CMS-D002 demonstrated excellent efficacy and safety in preclinical studies. Previously, CMS-D002 received NMPA's Drug Clinical Trial Approval Notice on February 6, 2024, with the company steadily advancing Phase I clinical research for endometriosis. Recently, CMS-D002 has again received NMPA approval for clinical trials, with the indication scope expanded to include uterine fibroids. Beyond endometriosis and uterine fibroids, CMS-D002 may be developed for treating diseases such as prostate cancer in the future.

Uterine fibroids (UFs) are formed by the proliferation of uterine smooth muscle tissue and represent the most common benign tumor in women. The etiology remains unclear but may be related to genetic susceptibility and sex hormone levels, with risk factors including age, race, obesity, and diet. UFs occur in women aged 15 to 59, most commonly in those aged 30 to 44, with an overall incidence rate showing an annual upward trend and a prevalence rate of up to 25% among women of reproductive age.

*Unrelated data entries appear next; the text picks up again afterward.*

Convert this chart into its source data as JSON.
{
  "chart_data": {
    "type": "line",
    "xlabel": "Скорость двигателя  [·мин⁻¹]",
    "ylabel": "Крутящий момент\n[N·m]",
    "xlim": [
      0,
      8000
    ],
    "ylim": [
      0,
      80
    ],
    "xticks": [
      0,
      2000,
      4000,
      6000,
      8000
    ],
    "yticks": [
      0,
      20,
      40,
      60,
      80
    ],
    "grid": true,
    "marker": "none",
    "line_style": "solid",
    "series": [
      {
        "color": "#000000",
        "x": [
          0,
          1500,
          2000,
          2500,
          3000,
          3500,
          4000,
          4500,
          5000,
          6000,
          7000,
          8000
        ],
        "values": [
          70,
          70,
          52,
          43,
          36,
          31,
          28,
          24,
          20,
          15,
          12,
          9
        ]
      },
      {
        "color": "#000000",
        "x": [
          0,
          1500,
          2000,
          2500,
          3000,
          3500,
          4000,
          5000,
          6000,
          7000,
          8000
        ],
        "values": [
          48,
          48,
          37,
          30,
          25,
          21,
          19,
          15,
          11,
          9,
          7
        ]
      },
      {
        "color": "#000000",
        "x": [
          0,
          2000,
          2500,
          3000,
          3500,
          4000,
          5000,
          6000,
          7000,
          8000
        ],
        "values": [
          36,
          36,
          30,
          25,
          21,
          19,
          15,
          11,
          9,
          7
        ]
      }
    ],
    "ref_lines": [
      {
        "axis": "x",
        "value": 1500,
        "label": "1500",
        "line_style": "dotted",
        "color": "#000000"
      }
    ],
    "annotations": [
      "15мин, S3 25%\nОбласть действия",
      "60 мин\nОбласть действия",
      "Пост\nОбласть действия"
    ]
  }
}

Current treatment options for uterine fibroids include surgical and pharmaceutical interventions. While surgical treatment can significantly improve symptoms in uterine fibroid patients, it poses safety concerns such as blood loss and urinary incontinence. Pharmaceutical treatments include symptomatic therapy and endocrine therapy. Symptomatic treatment drugs can only improve symptoms like pain or anemia associated with uterine fibroids but cannot reduce fibroid volume. Endocrine treatments such as GnRH receptor agonists and progesterone receptor modulators can significantly reduce fibroid volume by lowering patients' estrogen and progesterone levels. However, GnRH receptor agonists may cause symptom exacerbation during early treatment (known as the flare effect), while progesterone receptor modulators carry adverse reactions including liver damage and anti-glucocorticoid effects. Therefore, current pharmaceutical treatment for uterine fibroids still faces significant unmet clinical needs.

Compared to GnRH receptor agonists, GnRH receptor antagonists have no "flare effect" and can rapidly competitively bind to GnRH receptors and block their activation, quickly suppressing FSH and LH release, subsequently inhibiting downstream estrogen secretion and alleviating uterine fibroid progression. Partial suppression can be achieved at lower doses, while complete suppression occurs at higher doses. Additionally, due to the reversible action of antagonists, patients' gonadal function is expected to return to normal after drug discontinuation when endogenous GnRH rebinds to receptors.

As an oral non-peptide small molecule GnRH receptor antagonist, CMS-D002, combined with its excellent preclinical performance, is expected to provide superior treatment options for patients. CMS-D002 will further enrich the company's product portfolio, providing differentiated medication choices for Chinese patients and meeting clinical demands for drugs with good efficacy, safety, and patient compliance, ultimately benefiting patients.

CMS-D002 will effectively strengthen the company's capabilities in gynecological therapeutics, leveraging existing expert networks and market resources to enhance competitiveness and market position in this field. The company is actively preparing to conduct relevant clinical trials, striving to bring this product to market as soon as possible.